On the surface, that’s exciting for people who don’t want to join Facebook, but still want a non-SMS-based way to communicate with their friends.
Mostly though, it’s a huge business opportunity for Facebook itself.
Most simply because Facebook CEO Mark Zuckerberg has said that the company believes in waiting until its products hit 1 billion users before focusing on turning them into meaningful businesses (read: revenue drivers).
Before this update, the app had roughly 700 million users (after adding 100 million new ones in only three months). The change could create another spike in user sign-ups, bringing Messenger closer to that magic “1 billion” landmark.
And we’re already starting to see hints of those monetization efforts. Facebook introduced peer-to-peer payments on Messenger in May. Because the company isn’t charging anything per transaction, it doesn’t make the company any money just yet. However, it is potentially getting a bunch of credit cards on file.
That means that sometime in the not-too-distant future, it would be very easy for Facebook to start letting users buy other things through Messenger, like stickers or gifts for their friends (both of which are big businesses for other, international chat apps).
The company has also started letting third-party software developers create apps to run inside Messenger.
Right now, all of the apps are free and we haven’t seen any with in-app purchases from which Facebook could take a cut. But that probably won’t always be the case.

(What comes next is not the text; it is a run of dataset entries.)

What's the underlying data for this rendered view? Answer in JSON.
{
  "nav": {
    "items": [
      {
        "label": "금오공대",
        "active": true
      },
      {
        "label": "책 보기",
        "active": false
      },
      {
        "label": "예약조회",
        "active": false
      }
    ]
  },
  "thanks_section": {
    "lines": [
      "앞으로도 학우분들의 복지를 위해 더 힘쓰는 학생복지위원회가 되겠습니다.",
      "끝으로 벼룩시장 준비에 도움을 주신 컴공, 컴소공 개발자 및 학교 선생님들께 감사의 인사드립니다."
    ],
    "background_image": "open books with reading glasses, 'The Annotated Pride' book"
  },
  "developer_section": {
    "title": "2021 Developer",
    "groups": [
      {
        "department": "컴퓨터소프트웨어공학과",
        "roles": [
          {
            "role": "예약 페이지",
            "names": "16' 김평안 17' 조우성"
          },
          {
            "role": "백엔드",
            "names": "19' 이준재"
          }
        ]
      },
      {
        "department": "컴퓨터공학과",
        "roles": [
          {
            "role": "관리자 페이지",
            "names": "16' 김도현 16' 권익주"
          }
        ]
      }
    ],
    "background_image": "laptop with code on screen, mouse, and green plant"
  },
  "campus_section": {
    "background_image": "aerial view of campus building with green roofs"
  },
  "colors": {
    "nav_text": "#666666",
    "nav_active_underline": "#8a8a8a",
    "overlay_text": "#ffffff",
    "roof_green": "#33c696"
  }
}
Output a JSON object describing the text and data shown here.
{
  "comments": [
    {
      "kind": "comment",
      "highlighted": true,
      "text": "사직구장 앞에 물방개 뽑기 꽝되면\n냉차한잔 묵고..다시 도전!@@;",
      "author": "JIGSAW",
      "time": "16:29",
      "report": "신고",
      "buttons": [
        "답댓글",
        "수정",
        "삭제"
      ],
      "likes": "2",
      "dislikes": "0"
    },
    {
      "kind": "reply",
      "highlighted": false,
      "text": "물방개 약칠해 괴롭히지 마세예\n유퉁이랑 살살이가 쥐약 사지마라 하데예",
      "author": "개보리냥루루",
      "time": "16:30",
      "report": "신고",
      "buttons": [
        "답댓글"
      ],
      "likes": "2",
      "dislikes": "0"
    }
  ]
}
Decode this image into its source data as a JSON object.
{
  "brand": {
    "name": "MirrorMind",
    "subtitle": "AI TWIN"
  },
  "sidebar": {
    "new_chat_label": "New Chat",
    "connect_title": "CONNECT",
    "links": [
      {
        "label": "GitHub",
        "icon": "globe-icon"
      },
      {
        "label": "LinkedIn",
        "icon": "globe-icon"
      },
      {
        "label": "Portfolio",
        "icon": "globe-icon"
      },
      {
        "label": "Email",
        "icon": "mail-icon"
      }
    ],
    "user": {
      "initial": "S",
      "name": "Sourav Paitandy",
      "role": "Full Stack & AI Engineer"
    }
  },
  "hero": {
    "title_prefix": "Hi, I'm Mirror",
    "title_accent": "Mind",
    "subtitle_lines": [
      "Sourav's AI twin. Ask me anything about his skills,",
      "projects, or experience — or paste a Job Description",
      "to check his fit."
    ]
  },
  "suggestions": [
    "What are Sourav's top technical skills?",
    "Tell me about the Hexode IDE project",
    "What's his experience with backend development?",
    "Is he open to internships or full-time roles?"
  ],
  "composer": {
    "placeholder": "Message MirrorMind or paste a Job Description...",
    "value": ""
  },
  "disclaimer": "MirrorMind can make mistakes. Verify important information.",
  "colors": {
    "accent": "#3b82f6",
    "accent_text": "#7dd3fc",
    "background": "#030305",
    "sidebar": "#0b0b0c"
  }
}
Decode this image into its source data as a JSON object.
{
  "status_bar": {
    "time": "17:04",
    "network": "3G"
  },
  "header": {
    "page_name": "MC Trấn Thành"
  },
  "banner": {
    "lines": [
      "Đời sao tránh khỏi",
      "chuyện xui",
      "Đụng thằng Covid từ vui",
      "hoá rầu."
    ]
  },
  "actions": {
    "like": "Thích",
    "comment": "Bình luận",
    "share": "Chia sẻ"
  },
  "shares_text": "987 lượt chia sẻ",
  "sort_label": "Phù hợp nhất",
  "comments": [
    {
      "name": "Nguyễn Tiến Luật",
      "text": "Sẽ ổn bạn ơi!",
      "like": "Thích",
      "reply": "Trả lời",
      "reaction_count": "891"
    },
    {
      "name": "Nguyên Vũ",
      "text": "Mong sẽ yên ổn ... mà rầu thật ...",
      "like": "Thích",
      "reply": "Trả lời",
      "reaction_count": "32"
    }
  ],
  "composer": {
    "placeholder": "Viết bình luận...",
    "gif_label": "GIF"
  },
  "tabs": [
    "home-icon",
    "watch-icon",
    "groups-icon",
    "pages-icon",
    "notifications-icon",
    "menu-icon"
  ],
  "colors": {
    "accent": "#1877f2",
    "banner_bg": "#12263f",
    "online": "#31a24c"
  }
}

The company also announced during its developers’ conference in March that it was going to start letting brands and businesses use Messenger to send customers receipts or shipping updates for products they bought or handle any other customer-service issues.
If Facebook can find a way to make messaging between consumers and businesses effective and valuable for both, it will likely find a way to squeeze some money from brands in the process. Especially if almost every one of those brands’ customers has Messenger — which is more likely now that they don’t also have to have a Facebook account.
This story originally appeared in Business Insider.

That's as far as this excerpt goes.